# NAMA is the new owner of the apartment I rent?



## HighLow (30 Jun 2010)

I have just been informed the apartment I am renting in has now been transferred to NAMA. The landlord has asked me to change my bank details etc....

I am looking at the moment to BUY a property, is there any sense in contacting NAMA and seeing if I can buy the above mentioned property at a knock down price?


Regards
High Low


----------



## jpd (30 Jun 2010)

I don't think that NAMA has taken over any properties yet - as far as I know, it has only taken over the loans used to build the properties.


----------



## HighLow (30 Jun 2010)

So by paying NAMA the rent every month, are you saying the property is still owned by the landlord? this can only be a way to keep prices artificially high?
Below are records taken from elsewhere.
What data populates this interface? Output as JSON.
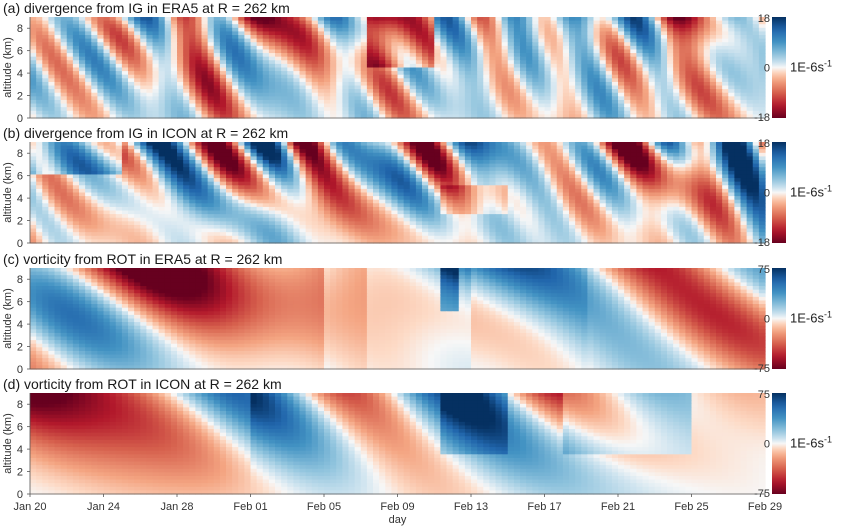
{
  "chart_data": [
    {
      "type": "heatmap",
      "title": "(a) divergence from IG in ERA5 at R = 262 km",
      "ylabel": "altitude (km)",
      "ylim": [
        0,
        9
      ],
      "yticks": [
        "0",
        "2",
        "4",
        "6",
        "8"
      ],
      "colorbar": {
        "ticks": [
          "18",
          "0",
          "-18"
        ],
        "range": [
          -18,
          18
        ],
        "unit": "1E-6s",
        "unit_sup": "-1"
      },
      "colors": {
        "positive": "#08306b",
        "zero": "#f7f7f7",
        "negative": "#67001f"
      }
    },
    {
      "type": "heatmap",
      "title": "(b) divergence from IG in ICON at R = 262 km",
      "ylabel": "altitude (km)",
      "ylim": [
        0,
        9
      ],
      "yticks": [
        "0",
        "2",
        "4",
        "6",
        "8"
      ],
      "colorbar": {
        "ticks": [
          "18",
          "0",
          "-18"
        ],
        "range": [
          -18,
          18
        ],
        "unit": "1E-6s",
        "unit_sup": "-1"
      },
      "colors": {
        "positive": "#08306b",
        "zero": "#f7f7f7",
        "negative": "#67001f"
      }
    },
    {
      "type": "heatmap",
      "title": "(c) vorticity from ROT in ERA5 at R = 262 km",
      "ylabel": "altitude (km)",
      "ylim": [
        0,
        9
      ],
      "yticks": [
        "0",
        "2",
        "4",
        "6",
        "8"
      ],
      "colorbar": {
        "ticks": [
          "75",
          "0",
          "-75"
        ],
        "range": [
          -75,
          75
        ],
        "unit": "1E-6s",
        "unit_sup": "-1"
      },
      "colors": {
        "positive": "#08306b",
        "zero": "#f7f7f7",
        "negative": "#67001f"
      }
    },
    {
      "type": "heatmap",
      "title": "(d) vorticity from ROT in ICON at R = 262 km",
      "ylabel": "altitude (km)",
      "ylim": [
        0,
        9
      ],
      "yticks": [
        "0",
        "2",
        "4",
        "6",
        "8"
      ],
      "xlabel": "day",
      "xticks": [
        "Jan 20",
        "Jan 24",
        "Jan 28",
        "Feb 01",
        "Feb 05",
        "Feb 09",
        "Feb 13",
        "Feb 17",
        "Feb 21",
        "Feb 25",
        "Feb 29"
      ],
      "colorbar": {
        "ticks": [
          "75",
          "0",
          "-75"
        ],
        "range": [
          -75,
          75
        ],
        "unit": "1E-6s",
        "unit_sup": "-1"
      },
      "colors": {
        "positive": "#08306b",
        "zero": "#f7f7f7",
        "negative": "#67001f"
      }
    }
  ]
}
I know for a fact that the new back account details belong to NAMA...
I wonder if the house could be considered "FOR SALE"...


----------



## j26 (30 Jun 2010)

Sounds odd, beasuse already said NAMA hasn't taken over property yet, merely ownership of the mortgages.

However, it is possible that the developer has reached an arrangement where all of the rent will be paid to NAMA to help service the mortgage.


----------



## VOR (23 Jul 2010)

I recently spoke to a coffee shop owner who said she now pays her monthly lease directly to Anglo. Anglo do not own the building, just the debt. The payments no longer goes to the landlord. I would be quite suprised if NAMA did not do the same thing and have rent assigned directly to them.
I would bet that payments going in to many bank accounts would be gobbled up and never materialise as income to NAMA if they did not do this.
I would consider this prudent as we (NAMA, that is) hardly want to buy the debt from the banks and then not get the income.


----------



## Slash (27 Jul 2010)

HighLow said:


> I have just been informed the apartment I am renting in has now been transferred to NAMA. The landlord has asked me to change my bank details etc....
> 
> I am looking at the moment to BUY a property, is there any sense in contacting NAMA and seeing if I can buy the above mentioned property at a knock down price?
> 
> ...



Don't change your bank details until you receive something in writing from NAMA. Your lease (i.e. contract) is still with the landlord.


----------



## Chris Gough (30 Jul 2010)

Seems all very in the dark, with people unclear what is happening. NAMA need to be informing tenants as well as everyone else what is happening.


----------